Scrubbing down the church’s rough board floor one day, Soaring Eagle called to James Red Wing, “The white women here should be very happy. They would never bear the work in a Lakota village. This would be women’s work there.”
Rachel Brown’s voice called from the doorway, “And tell me, Mr. Soaring Eagle, just which tepees in your village had board floors?”
Soaring Eagle
turned away to hide his embarrassed smile as Rachel made her way up the center aisle with a bucket of water. Behind Rachel came Carrie, skipping along with a basket full of prairie flowers. The two arranged the flowers in the bucket and placed the bouquet in front of the altar. When Rachel left, Carrie stayed behind, scooting along a pew and watching Soaring Eagle work.
“I saw the bees, Soaring Eagle. Lots of bees.”
James Red Wing looked up. “That could be the swarm that got out of one of the hives yesterday. Where did you see them?”
“In a tree by the ravine, where Soaring Eagle killed the snake.”
Soaring Eagle laid down his brush and looked at Carrie. “Can you show us?”
Carrie took Soaring Eagle’s hand. James Red Wing retrieved the empty hive and a saw. Together, the three walked toward the ravine. Stopping abruptly, Carrie pointed up at a tall cottonwood.
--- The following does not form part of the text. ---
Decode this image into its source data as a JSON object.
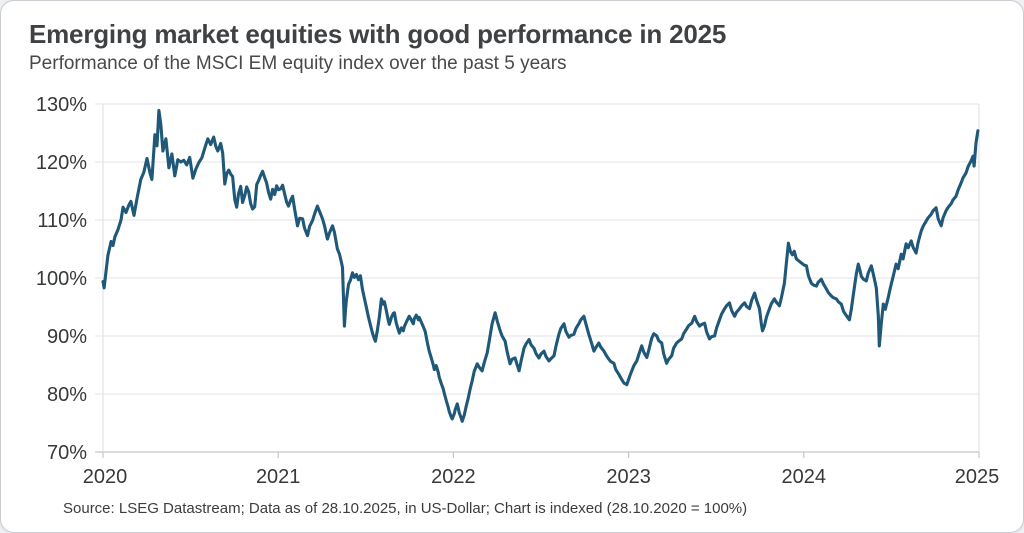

The end of one branch was entirely covered with swarming bees.
Soaring Eagle bent down and said to Carrie, “Red Bird, you must go back now. We will get the bees to come back to live in our hive. Then you can have honey again whenever you want it. But I do not want you to get stung. Go back to the church.”
Soaring Eagle took the saw from James and, tying it to his waist with a strip of leather, began to climb the tree. When he reached the branch where the bees were swarming, he sat with his back to the tree trunk and straddled the branch. Then he reached out as far as he could to tie a string around the branch and began to saw. The branch began to bow toward the ground. Carrie slipped behind another tree to watch.
“Get ready!” Soaring Eagle shouted to James, who waited below, beehive in hand.
A few more strokes with the saw, and the branch was cut through. Soaring Eagle lowered it slowly and dropped to the ground just as James clamped the box over the swarm. Both men began beating on the box to draw the bees up into the hive.